The 3 best money moves for May 2022
May is a month to celebrate.
We start strong on May 1st. Then comes Star Wars Day — aka my birthday — Cinco de Mayo, Mother’s Day (remember! May 8th!), Memorial Day, and dozens of other faux-marketing holidays in between. (Did I mention my birthday is coming up?)
In the midst of all the celebrations, it can be difficult to take a little downtime for your financial health. But we’re here to help. Money brings you a bite-sized financial checklist every month to help you live your best life. This month we talk inflation, tax returns and save for college.
Here are the top money moves for May.
1. Fight inflation with I-Bonds, now with a 9.62% interest rate
Inflation, according to the Labor Department, is 8.5%, the highest since December 1981. This is partly due to rising costs for gas, housing and vehicles.
If skyrocketing prices for everyday items weren’t bad enough, inflation is likely to eat away at your savings as well.
For example, the money that’s in your savings account right now – it’s likely to bring a poor 0.06% Interest – loses value quickly.
The good news: Uncle Sam offers you a safe way to do it Protect your savings from inflation with Series I Savings Bonds, also known as inflation bonds or I-Bonds. And in May, I-Bonds look more attractive than ever.
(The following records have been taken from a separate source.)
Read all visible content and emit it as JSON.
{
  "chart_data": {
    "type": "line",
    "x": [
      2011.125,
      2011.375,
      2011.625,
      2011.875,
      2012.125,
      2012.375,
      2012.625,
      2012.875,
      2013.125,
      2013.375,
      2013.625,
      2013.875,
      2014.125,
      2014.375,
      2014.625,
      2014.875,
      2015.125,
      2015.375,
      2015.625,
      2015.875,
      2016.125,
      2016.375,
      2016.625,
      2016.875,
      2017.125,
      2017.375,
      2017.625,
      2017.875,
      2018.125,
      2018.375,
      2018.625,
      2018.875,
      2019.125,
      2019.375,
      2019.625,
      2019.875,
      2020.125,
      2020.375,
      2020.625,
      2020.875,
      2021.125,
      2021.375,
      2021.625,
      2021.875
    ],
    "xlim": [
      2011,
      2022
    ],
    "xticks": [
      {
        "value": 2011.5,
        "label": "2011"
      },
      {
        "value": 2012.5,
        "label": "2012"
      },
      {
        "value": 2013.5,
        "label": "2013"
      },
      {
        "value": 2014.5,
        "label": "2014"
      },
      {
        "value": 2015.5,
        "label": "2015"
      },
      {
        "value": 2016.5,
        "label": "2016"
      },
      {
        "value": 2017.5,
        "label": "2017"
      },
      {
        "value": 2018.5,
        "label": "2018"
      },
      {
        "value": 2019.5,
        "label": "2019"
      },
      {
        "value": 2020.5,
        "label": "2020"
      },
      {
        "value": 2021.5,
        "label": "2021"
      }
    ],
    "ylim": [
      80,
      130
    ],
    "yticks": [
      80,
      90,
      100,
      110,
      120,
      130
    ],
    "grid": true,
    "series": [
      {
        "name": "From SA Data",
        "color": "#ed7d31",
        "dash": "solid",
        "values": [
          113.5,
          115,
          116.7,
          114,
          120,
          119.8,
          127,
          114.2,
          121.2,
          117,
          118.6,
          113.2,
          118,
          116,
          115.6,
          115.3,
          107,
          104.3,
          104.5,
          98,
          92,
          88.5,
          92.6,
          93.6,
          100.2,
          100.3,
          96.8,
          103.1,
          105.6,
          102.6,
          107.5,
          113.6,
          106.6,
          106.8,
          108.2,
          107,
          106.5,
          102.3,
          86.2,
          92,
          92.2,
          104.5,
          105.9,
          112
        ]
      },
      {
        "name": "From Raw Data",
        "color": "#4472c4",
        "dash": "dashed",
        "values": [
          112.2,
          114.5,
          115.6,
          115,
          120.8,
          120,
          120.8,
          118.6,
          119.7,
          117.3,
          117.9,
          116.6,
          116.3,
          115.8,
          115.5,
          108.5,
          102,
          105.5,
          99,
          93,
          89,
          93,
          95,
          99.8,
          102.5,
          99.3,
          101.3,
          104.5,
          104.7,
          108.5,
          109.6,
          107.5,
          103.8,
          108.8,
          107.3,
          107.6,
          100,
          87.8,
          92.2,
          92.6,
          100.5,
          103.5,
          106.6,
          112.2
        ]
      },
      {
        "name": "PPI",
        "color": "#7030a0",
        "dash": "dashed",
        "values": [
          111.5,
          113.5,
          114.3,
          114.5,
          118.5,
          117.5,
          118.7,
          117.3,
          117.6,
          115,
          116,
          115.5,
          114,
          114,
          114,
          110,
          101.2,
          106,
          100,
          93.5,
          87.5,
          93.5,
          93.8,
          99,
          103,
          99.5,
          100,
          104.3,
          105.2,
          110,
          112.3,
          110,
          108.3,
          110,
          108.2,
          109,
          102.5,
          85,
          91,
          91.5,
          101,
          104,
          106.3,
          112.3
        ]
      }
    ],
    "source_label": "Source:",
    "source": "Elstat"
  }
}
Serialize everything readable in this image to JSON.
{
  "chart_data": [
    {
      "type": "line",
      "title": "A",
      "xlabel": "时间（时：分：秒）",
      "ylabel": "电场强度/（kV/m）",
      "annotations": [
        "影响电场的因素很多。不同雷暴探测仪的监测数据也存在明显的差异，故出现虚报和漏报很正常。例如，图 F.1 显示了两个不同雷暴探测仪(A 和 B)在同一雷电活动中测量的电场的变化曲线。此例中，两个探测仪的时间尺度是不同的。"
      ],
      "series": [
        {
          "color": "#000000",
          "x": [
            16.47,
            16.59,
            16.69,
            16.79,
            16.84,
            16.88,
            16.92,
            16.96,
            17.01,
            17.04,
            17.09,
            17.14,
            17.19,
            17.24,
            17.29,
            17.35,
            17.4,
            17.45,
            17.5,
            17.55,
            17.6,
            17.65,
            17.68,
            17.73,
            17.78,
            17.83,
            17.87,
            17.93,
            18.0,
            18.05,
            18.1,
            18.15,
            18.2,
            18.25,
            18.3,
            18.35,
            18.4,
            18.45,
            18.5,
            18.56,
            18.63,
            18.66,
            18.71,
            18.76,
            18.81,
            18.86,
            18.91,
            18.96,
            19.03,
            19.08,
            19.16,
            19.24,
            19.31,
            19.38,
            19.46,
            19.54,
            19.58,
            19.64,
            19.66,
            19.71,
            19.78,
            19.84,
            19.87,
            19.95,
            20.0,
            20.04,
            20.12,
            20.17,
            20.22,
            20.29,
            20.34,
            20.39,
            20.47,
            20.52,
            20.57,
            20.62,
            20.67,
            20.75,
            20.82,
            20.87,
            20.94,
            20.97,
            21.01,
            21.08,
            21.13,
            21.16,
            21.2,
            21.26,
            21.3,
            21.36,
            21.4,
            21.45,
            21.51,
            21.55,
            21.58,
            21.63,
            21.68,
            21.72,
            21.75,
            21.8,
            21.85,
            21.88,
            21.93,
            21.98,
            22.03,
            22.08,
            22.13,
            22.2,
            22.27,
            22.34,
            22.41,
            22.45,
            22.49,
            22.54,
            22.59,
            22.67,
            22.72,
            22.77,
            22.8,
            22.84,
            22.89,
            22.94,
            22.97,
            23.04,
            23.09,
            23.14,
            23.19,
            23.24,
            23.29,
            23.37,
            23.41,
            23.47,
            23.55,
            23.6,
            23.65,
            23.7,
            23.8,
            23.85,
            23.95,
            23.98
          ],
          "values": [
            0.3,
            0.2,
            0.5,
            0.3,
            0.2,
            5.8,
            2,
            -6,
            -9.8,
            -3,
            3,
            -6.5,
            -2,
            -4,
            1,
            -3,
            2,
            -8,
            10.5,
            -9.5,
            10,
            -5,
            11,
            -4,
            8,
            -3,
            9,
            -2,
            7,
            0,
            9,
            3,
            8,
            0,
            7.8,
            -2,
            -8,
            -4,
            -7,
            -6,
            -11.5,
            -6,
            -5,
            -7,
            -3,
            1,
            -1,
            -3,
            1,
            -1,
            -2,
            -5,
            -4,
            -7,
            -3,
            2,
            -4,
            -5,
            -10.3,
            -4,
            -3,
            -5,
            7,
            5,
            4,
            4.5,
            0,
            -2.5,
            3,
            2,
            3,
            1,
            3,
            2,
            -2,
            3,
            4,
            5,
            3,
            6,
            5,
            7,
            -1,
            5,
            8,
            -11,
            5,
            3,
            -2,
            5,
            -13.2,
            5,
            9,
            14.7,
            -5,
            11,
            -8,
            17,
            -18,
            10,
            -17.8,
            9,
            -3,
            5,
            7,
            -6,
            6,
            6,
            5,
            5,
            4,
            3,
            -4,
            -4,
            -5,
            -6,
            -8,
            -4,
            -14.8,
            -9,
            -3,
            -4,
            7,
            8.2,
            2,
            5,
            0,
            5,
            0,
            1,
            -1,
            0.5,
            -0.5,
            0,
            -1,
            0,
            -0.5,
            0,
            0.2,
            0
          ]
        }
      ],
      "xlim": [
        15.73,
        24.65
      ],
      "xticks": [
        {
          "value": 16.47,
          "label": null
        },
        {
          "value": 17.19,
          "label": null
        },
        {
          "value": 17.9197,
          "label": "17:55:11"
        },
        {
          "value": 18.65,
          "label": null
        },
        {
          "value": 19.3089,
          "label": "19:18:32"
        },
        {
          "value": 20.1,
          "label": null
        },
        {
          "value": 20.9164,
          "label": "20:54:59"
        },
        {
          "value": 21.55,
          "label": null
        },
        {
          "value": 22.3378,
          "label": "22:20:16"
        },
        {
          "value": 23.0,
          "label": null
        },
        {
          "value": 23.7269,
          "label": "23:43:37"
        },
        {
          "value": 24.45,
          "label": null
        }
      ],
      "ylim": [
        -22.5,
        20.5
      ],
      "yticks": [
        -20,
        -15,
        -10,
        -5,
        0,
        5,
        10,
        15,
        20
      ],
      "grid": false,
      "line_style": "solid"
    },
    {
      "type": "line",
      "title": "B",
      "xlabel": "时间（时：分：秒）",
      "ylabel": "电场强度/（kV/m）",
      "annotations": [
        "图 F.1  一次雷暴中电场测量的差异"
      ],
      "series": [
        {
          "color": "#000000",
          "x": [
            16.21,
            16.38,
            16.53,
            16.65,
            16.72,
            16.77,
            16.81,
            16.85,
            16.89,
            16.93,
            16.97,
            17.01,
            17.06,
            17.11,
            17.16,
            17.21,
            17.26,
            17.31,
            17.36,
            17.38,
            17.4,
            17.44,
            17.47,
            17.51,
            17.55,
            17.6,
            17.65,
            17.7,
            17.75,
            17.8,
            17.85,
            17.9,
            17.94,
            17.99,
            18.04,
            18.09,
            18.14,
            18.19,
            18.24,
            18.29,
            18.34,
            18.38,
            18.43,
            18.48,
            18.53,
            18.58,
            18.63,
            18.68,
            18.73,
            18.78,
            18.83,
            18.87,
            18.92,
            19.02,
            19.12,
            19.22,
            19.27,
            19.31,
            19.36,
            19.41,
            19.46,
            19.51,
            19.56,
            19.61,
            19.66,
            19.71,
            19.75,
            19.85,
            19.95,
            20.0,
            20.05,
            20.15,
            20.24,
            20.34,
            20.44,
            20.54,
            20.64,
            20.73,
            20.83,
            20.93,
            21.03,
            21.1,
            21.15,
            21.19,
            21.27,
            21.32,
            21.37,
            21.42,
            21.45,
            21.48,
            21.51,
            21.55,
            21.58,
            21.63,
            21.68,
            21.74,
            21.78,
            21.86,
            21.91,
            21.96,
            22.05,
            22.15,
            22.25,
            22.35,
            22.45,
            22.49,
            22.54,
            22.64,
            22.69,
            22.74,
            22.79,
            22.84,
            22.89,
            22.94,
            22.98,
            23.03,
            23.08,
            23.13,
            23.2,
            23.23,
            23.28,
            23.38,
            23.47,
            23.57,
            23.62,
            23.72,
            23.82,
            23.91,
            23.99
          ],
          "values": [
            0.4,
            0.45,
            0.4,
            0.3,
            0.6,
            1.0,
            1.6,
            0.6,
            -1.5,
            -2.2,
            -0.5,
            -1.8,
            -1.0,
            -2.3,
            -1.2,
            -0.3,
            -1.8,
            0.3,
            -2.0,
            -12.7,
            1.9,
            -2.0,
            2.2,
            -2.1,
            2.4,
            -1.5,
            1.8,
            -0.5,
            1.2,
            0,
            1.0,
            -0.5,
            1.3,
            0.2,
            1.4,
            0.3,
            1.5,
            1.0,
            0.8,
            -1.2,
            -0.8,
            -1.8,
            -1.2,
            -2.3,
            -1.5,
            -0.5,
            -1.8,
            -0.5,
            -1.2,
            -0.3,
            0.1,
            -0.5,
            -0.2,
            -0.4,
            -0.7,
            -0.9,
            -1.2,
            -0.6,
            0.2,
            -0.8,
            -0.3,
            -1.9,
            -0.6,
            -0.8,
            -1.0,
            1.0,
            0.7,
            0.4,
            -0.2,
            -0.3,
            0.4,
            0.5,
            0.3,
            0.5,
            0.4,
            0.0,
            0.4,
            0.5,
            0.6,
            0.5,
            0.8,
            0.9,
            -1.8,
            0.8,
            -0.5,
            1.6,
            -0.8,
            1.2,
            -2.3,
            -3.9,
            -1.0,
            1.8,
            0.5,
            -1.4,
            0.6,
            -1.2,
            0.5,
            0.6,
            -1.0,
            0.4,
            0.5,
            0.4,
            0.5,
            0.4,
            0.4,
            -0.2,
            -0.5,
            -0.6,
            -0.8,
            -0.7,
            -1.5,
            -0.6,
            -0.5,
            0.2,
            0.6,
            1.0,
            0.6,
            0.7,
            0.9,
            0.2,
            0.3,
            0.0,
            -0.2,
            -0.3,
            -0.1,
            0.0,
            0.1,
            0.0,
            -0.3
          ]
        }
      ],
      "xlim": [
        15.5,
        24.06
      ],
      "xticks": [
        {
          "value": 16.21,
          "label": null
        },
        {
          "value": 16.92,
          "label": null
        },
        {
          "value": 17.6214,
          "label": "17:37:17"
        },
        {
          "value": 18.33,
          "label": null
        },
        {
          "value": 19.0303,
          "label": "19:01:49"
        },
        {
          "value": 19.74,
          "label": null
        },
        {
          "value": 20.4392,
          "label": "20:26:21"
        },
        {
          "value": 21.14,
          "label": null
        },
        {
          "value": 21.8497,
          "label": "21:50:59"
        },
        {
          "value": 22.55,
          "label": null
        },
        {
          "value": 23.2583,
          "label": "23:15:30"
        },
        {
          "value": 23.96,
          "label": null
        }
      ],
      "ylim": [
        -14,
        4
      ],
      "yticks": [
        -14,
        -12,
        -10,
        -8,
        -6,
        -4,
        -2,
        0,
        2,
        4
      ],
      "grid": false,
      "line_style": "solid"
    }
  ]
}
Today, the US Treasury, which issues the bonds, announced the new annualized interest rate: 9.62%the highest interest rate since bonds were introduced in 1998. Again, this compares to the average interest rate of 0.06% on savings accounts (or even 0.5% if you have one Savings account with high return), I Bonds sound like a no-brainer.
To lock in that 9.62% interest rate for six months, you need to buy it by the last business day of October, as the interest rate changes every six months to account for inflation.
While there’s a lot to love about I-Bonds, remember that there are important caveats to weigh before you buy:
- I-Bonds have an annual purchase limit of $10,000 for electronic bonds and a maximum of $5,000 for paper bonds.
- You can buy electronic bonds at any time TreasuryDirect.govPaper bonds can only be purchased at the time of filing your federal tax return, and you must choose to use your refund money to purchase them.
- You cannot cash them out within a year (except in emergencies). If you pay out within five years, you lose the interest of the last three months.
2. Budget your tax refund wisely
are tax refunds especially important for people this year, given decades of high inflation. Rising prices are causing many people to hold back on large purchases like cars and houses. And inflation has contributed to about a quarter of Americans missing out on at least one bill payment, according to a recent study by Capital One report.
According to the IRS, the average refund so far this year is over $3,000, and the agency has already made nearly 89 million refund payments.
For many, this windfall is just what they need to regain their financial footing. But when the money rolls in, you might be tempted to avenge it after weeks, months, or even years of austerity.
While experts recommend that you don’t treat your refund as play money, they see the benefit of using some of it to treat yourself — as long as it’s around 5% to 10% of the total refund.
One of the first things to do when the refund hits your account is to catch up on your bills if you were one of many who recently defaulted. Then experts recommend one of the most important personal finance steps: making sure you have an emergency savings fund (perhaps in I-Bonds?) that can cover Costs between three and six months. If this box is already checked, pay off all credit card debt.
From there, packing at least some of it into one is a smart move 401(k) or Individual Retirement Account (IRA). Finally, you can use the remaining refund money for a long-term goal – e.g buying a house or to finance your wedding – or to pay off other high-interest debt.
3. Benefit from a 529 college savings plan
May 29th is National 529 Day – because May 29th – and this is as good a time as any to sing the praises of the Education Savings Plan.
So What is a 529 plan?, exactly? In short, it’s a tax-deferred way to save money on qualifying education expenses, including tuition, books, room and board, and more. Almost every state offers a 529, although exact plans and benefits vary by state.
In most states, you can deduct your contributions from your state income taxes. And withdrawals are not subject to federal taxes as long as they are used for qualifying expenses.
While 529s are often referred to as “college savings plans,” you can now also use them to pay up to $10,000 a year in tuition related to public or private elementary and high schools, the authorities said IRS.
In addition, anyone can open a 529 for any person, including themselves. The beneficiary does not have to be a child.
Around this time of year, many states offer special offers for opening 529 plans around National 529 Day. For example, residents of Utah can get a contribution match of up to $40 for opening a new account and setting up recurring payments. Several other states offer similar incentives. Check with your state’s 529 provider for vacation deals.